Ausbildung
Als Surflehrer:in bringst du Menschen das Wellenreiten bei und vermittelst Technik, Sicherheit und Spaß am Surfen. Du unterrichtest Anfänger:innen und Fortgeschrittene im Meer oder in Surfparks und sorgst dafür, dass alle sicher und mit Freude im Wasser unterwegs sind. Der Beruf ist sportlich, naturverbunden und pädagogisch geprägt – ideal für dich, wenn du das Meer liebst und dein Surf-Know-how weitergeben möchtest.
Surflehrer:innen planen und leiten Surfkurse für verschiedene Leistungsstufen. Du erklärst Grundlagen wie Paddeltechnik, Take-off, Brettkontrolle und Wellenauswahl und vermittelst Regeln zur Sicherheit im Wasser. Dabei passt du den Unterricht an Wetterbedingungen, Wellengang und das Können der Teilnehmenden an.
Ein weiterer Schwerpunkt ist die Sicherheitsarbeit. Du beurteilst Strömungen, Wind und Wellensituation, wählst geeignete Spots und achtest darauf, dass alle Teilnehmer:innen sicher im Wasser sind. Zusätzlich vermittelst du Wissen über Materialkunde, Umweltschutz und respektvollen Umgang mit dem Meer.

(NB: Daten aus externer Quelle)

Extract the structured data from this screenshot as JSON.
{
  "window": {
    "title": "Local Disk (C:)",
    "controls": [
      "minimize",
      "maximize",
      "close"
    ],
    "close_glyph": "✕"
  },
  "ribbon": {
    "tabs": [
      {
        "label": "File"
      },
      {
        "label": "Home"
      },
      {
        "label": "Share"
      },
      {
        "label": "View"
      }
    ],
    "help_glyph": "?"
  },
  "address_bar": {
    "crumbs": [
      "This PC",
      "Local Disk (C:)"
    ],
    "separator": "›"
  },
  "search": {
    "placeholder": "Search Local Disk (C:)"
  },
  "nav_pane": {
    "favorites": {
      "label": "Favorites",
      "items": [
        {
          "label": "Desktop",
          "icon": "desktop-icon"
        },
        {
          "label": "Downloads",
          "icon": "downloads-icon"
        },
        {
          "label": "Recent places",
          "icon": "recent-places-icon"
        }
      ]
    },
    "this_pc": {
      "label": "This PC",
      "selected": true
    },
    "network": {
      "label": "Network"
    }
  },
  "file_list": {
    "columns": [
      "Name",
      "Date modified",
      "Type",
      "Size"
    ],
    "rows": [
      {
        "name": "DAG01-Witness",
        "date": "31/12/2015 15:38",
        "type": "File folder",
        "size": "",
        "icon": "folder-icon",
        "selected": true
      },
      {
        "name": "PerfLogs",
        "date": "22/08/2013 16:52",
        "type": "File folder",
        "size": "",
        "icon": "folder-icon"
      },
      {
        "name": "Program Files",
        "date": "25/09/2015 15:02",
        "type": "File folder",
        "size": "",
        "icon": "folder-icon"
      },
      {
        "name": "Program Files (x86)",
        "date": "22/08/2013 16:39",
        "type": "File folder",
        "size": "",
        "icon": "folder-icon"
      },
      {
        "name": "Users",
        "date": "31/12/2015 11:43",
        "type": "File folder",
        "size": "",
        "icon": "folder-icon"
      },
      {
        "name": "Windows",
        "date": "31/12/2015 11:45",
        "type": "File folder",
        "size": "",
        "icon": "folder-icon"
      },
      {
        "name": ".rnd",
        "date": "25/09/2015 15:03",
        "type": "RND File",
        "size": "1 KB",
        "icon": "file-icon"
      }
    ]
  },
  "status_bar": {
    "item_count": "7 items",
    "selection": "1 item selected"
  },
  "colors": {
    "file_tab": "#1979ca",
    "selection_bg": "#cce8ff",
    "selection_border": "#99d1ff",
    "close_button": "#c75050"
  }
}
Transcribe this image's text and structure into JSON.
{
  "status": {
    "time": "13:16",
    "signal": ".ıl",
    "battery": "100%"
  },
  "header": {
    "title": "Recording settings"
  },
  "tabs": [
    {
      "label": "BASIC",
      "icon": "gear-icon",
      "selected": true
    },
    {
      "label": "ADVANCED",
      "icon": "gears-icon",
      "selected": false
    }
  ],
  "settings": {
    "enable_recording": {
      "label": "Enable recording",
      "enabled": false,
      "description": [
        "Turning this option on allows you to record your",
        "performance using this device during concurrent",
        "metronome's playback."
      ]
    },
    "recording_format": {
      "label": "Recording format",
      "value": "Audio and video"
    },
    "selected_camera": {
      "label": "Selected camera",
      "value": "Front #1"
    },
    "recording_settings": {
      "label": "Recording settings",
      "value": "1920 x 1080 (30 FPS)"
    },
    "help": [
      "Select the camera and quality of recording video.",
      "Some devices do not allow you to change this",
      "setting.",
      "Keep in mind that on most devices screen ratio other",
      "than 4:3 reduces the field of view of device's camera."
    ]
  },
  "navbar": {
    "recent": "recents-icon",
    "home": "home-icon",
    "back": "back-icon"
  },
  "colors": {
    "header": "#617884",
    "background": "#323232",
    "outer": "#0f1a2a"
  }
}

Es ist von Vorteil, wenn du einige der folgenden Fähigkeiten bereits mitbringst. Diese kannst du jedoch im Laufe deiner Ausbildung, Zertifizierungen und deiner beruflichen Praxis weiter aufbauen und erweitern.
Surflehrer:in ist kein klassischer dualer Ausbildungsberuf. Der Einstieg erfolgt über anerkannte Surflehrer-Zertifikate, zum Beispiel von internationalen Surfverbänden oder Surfschulen. Voraussetzungen sind sehr gute eigene Surfkenntnisse, Schwimmfähigkeit, körperliche Fitness sowie meist ein Rettungsschwimmernachweis. Ein bestimmter Schulabschluss ist häufig nicht vorgeschrieben.
Nach der Qualifikation arbeitest du in Surfschulen, Surfresorts, Hotels, Ferienanlagen oder Surfparks – oft im In- und Ausland. Viele Surflehrer:innen arbeiten saisonal oder selbstständig und reisen zwischen verschiedenen Surfspots.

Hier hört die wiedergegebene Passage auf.